Kashmir: Centre must restore rights. But terror can’t be ignored
The government, on Monday, partly lifted the ban on mobile phones in Kashmir. This sparked the revival of instant communication, bringing forth both heartwarming and heartbreaking stories of how individuals, families, couples, reconnected with each other after 70 days. It also will pave the way for emergency communication, including reaching out to hospitals and ambulances. The same night, a terrorist killed a truck driver from Rajasthan in Shopian as he was loading apples (remember this is the apple-picking season in the Valley). Last month, terrorists had attacked the family of an apple trader; and in August, they had shot a shopkeeper who had opened his shop.

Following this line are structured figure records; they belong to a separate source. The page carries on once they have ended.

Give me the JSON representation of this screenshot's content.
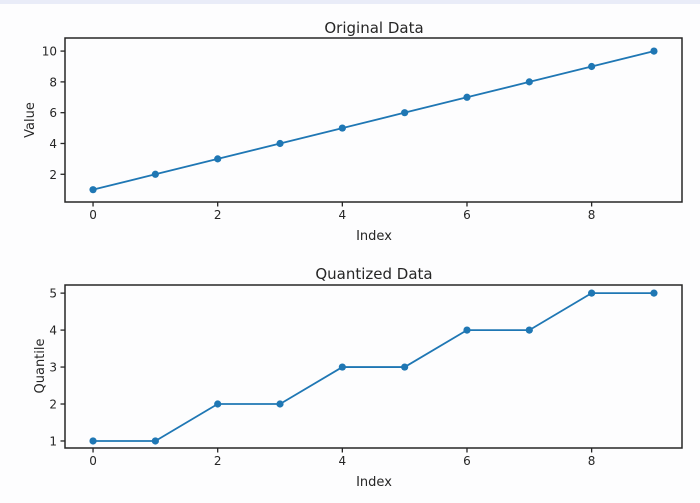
{
  "figure": {
    "background": "#fdfdfe",
    "top_strip_color": "#e9ecf8",
    "axes_color": "#262626"
  },
  "chart_data": [
    {
      "type": "line",
      "title": "Original Data",
      "xlabel": "Index",
      "ylabel": "Value",
      "x": [
        0,
        1,
        2,
        3,
        4,
        5,
        6,
        7,
        8,
        9
      ],
      "y": [
        1,
        2,
        3,
        4,
        5,
        6,
        7,
        8,
        9,
        10
      ],
      "xticks": [
        0,
        2,
        4,
        6,
        8
      ],
      "yticks": [
        2,
        4,
        6,
        8,
        10
      ],
      "xlim": [
        -0.45,
        9.45
      ],
      "ylim": [
        0.2,
        10.85
      ],
      "line_color": "#1f77b4",
      "marker": "o",
      "grid": false,
      "legend": null
    },
    {
      "type": "line",
      "title": "Quantized Data",
      "xlabel": "Index",
      "ylabel": "Quantile",
      "x": [
        0,
        1,
        2,
        3,
        4,
        5,
        6,
        7,
        8,
        9
      ],
      "y": [
        1,
        1,
        2,
        2,
        3,
        3,
        4,
        4,
        5,
        5
      ],
      "xticks": [
        0,
        2,
        4,
        6,
        8
      ],
      "yticks": [
        1,
        2,
        3,
        4,
        5
      ],
      "xlim": [
        -0.45,
        9.45
      ],
      "ylim": [
        0.81,
        5.22
      ],
      "line_color": "#1f77b4",
      "marker": "o",
      "grid": false,
      "legend": null
    }
  ]
}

These incidents, in a way, sum up the precarious situation in Kashmir. This newspaper has consistently argued for the lifting of restrictions in Jammu and Kashmir, the opening up of the internet, and the release of mainstream democratic leaders. These are essential to restart the process of political engagement in the Valley, end the difficulties of citizens residing there, and would also be in tune with India’s own democratic record and international image. The Centre must also allow peaceful protests for this is a democratic avenue of articulating grievances. On Wednesday, the Supreme Court asked the government to place on record the reasons for the shutdown and detentions. This, too, is a necessary corrective step.
But the other side of the Kashmir story merits equal attention. The fact is that the Valley has not seen normalcy not just because of the restrictions imposed by the State, but because of a strong terror apparatus which is in place in the Valley. Indeed, this apparatus is what has made the government cautious, for it recognises that instant flow of movement and communication could well result in a spurt in violence. The fact also is that that while elements of the “civil disobedience” in the Valley is voluntary, a key driver of the shutdown is the fear of militant reprisal. Citizens who want to send their children to school, who want to go to work, who want to open their shops, who want to trade, who want to engage in everyday social exchanges, who want to move freely are deeply frightened that this could invite wrath from separatists, backed by Pakistan, who want to project an appearance of repression by the Indian state and resistance by Kashmiris. There is a real policy dilemma the government is now grappling with. It needs to ease conditions of living and restore rights, but it must also ensure security and crack down, ruthlessly, on terrorists threatening lives of Kashmiris. It will have to strike this balance.